Elea observa Charles avec une empathie profonde, sentant chaque mot qu'il déposait comme des pierres lourdes dans l'océan de son chagrin. Son regard était une invitation à la vulnérabilité, un espace où il pouvait déverser ses pensées sans craindre le jugement. Quand il évoqua la culpabilité qui le rongeait, Elea ressentit une pointe de tristesse. Elle aurait voulu pouvoir alléger le fardeau qu'il portait, mais elle savait que certaines blessures étaient inaccessibles même aux paroles les plus réconfortantes. "Charles," commença-t-elle doucement, "tu n'es pas responsable de sa disparition. Tu ne pouvais pas prédire l'imprévisible. Malheureusement, la vie est parfois cruelle, et elle ne suit pas toujours les règles logiques que tu as l'habitude de suivre dans ton travail." Elle voulait qu'il entende la vérité dans ses paroles, même si elle savait que changer sa perception serait difficile. Charles était un homme de devoir, mais certaines choses échappent à notre contrôle, même pour ceux qui ont l'habitude de tout anticiper.

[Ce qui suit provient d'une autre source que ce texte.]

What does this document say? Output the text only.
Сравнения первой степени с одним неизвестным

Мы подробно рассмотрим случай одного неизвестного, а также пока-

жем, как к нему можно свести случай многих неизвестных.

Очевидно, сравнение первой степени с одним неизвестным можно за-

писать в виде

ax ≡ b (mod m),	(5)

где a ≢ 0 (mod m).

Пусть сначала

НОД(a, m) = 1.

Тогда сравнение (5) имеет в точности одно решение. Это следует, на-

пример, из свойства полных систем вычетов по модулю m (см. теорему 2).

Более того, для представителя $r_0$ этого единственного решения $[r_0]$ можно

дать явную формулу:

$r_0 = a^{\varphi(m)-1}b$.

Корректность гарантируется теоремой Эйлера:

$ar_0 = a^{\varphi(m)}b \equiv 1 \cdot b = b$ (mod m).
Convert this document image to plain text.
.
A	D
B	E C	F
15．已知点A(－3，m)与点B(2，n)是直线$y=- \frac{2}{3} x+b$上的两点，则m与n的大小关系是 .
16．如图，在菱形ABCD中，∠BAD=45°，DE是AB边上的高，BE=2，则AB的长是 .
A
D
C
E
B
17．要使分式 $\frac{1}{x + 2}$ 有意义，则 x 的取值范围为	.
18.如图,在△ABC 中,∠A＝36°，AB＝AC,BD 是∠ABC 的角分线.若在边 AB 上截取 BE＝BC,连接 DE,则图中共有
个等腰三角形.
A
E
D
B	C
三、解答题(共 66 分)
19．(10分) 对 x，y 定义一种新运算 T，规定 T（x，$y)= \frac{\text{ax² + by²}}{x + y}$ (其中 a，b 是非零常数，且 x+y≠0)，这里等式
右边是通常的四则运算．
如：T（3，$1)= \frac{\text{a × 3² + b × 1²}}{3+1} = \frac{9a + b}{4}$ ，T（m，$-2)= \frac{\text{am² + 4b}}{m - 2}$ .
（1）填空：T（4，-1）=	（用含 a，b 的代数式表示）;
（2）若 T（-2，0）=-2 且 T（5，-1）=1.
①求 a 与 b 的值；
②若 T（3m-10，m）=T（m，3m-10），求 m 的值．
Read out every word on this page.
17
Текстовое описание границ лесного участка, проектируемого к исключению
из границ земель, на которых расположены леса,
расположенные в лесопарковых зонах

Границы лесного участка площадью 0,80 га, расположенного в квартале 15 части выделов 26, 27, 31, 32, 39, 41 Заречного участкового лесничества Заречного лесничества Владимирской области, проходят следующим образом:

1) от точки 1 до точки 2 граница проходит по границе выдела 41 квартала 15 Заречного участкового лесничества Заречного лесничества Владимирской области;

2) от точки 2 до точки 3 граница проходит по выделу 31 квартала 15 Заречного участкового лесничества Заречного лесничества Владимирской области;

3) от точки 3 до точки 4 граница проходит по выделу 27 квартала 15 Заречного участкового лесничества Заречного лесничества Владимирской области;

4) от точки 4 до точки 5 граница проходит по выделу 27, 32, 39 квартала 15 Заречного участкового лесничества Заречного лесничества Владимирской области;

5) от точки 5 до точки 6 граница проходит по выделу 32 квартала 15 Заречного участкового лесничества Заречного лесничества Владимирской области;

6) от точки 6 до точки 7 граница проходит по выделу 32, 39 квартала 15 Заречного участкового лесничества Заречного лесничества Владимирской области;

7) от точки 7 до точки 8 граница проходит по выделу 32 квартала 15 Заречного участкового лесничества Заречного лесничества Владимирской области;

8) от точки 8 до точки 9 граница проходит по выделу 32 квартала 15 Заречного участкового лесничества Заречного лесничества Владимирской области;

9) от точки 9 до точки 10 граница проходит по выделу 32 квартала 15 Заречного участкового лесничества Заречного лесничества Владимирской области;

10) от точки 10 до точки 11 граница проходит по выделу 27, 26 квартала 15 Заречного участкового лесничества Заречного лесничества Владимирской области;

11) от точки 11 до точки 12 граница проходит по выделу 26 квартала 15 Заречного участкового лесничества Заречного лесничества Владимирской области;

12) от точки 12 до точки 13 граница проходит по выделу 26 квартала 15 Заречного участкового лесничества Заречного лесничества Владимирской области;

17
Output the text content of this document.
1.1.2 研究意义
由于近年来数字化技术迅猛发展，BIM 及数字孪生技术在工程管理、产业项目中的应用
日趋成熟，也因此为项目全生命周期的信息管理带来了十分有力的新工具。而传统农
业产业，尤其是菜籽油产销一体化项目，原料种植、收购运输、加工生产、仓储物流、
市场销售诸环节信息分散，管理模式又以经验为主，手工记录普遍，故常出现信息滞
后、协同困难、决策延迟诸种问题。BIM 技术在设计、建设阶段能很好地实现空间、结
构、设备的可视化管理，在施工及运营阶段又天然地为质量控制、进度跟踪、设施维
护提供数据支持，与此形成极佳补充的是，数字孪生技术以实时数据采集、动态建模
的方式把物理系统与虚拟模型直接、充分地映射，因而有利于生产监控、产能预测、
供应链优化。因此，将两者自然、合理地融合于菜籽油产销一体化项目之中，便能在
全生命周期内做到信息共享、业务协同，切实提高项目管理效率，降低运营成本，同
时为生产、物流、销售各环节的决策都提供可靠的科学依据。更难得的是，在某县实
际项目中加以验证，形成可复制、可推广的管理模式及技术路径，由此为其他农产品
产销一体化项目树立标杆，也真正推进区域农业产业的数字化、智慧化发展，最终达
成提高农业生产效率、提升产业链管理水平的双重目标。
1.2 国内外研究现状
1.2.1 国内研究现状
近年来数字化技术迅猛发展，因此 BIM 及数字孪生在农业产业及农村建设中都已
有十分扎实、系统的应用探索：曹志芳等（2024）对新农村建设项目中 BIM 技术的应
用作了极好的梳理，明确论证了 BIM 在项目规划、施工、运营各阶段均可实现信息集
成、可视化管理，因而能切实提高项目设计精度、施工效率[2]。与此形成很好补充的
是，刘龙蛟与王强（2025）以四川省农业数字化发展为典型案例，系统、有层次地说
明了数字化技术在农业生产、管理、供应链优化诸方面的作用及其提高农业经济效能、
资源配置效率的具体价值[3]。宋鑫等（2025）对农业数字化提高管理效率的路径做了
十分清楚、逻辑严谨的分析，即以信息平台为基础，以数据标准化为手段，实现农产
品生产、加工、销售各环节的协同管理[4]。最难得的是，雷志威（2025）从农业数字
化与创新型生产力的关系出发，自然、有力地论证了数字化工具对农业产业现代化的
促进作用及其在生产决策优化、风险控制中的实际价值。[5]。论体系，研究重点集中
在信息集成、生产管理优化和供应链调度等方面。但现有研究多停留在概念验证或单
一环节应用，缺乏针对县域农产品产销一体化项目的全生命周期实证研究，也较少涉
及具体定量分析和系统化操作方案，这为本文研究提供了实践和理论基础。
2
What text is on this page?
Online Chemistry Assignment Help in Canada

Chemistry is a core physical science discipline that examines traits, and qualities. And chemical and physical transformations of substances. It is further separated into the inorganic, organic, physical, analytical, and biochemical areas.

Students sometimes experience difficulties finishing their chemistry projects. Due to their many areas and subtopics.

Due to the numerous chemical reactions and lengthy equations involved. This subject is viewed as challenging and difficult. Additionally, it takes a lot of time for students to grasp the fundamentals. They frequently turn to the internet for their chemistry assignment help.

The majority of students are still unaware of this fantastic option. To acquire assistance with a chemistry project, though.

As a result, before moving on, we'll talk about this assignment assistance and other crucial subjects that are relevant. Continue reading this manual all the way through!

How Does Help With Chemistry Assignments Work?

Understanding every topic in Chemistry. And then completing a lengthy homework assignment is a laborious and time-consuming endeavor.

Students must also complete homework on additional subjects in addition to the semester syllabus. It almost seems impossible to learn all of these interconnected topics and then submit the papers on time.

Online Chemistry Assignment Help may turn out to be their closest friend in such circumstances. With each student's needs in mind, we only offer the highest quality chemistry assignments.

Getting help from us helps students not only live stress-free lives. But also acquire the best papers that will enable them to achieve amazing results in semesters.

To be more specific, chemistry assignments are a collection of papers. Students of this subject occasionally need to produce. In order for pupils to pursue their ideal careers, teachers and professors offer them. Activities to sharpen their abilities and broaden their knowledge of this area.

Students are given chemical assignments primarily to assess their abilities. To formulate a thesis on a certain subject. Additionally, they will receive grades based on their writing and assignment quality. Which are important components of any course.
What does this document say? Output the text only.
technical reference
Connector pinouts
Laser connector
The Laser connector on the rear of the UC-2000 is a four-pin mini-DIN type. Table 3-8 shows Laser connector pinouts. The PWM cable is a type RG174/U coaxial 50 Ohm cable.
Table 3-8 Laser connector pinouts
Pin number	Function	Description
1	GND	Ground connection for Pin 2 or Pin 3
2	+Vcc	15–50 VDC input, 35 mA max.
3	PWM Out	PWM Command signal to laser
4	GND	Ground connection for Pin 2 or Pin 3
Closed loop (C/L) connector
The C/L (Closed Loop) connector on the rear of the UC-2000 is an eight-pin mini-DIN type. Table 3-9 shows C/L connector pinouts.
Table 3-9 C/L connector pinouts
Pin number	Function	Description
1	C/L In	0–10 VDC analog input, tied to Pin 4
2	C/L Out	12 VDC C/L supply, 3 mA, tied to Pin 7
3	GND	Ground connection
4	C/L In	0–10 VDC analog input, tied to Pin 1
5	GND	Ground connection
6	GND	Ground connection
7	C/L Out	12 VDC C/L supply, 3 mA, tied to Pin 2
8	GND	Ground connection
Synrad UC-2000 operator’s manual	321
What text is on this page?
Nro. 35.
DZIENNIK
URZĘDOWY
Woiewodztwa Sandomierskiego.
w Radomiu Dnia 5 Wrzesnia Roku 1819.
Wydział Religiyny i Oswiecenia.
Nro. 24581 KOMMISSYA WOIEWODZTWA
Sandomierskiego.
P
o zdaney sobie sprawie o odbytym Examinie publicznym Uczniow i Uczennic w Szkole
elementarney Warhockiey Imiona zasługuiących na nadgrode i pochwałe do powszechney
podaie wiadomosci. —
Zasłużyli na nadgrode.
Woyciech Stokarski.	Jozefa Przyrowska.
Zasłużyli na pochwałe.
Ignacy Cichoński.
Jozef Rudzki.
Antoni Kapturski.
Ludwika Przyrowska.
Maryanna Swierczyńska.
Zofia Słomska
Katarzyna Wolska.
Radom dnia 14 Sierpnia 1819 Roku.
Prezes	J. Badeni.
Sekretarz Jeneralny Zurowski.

Quant à sa tendance à retenir ses émotions, Elea comprenait. Elle avait vu Charles traverser des moments difficiles, souvent en silence. "Il est normal de ressentir, Charles. Ce n'est pas ennuyeux, et tu n'es pas seul. Les amis sont là pour partager les fardeaux, pour écouter et soutenir. Il n'y a pas de honte à exprimer ce que tu ressens." Elle sentit ses larmes couler à nouveau, mais cette fois, ce fut lui qui prit l'initiative de l'attirer dans une étreinte. Elle répondit en le serrant doucement, un geste qui disait plus que des mots. Elle était là, ancrée dans le présent, prête à être son soutien. Lorsqu'il évoqua le manque perpétuel qu'il ressentait, Elea caressa doucement son dos. "Elle ne disparaîtra jamais vraiment, Charles. Les souvenirs, les moments partagés, tout cela reste vivant en toi. C'est normal de ressentir qu'il manque quelque chose, une partie d'elle restera toujours avec toi, dans ces beaux souvenirs." Elle se força à sourire, bien que la tristesse empreigne chaque geste. "Et je suis certaine qu'elle adore les fleurs que tu lui apportes maintenant. Peut-être que quelque part, elle sourit en les voyant. Les promesses qu'on se fait ne sont pas toujours tenues de la manière dont on l'aurait imaginé, mais l'amour demeure, même au-delà des adieux." Elea resta à ses côtés, comprenant que parfois, la meilleure chose que l'on puisse faire pour un ami en deuil, c'est simplement d'être là, de partager le poids du chagrin, et d'offrir un refuge dans lequel ils peuvent se perdre et se retrouver, jusqu’à qu’il soit prêt à repartir, dans ce quotidien exigeant.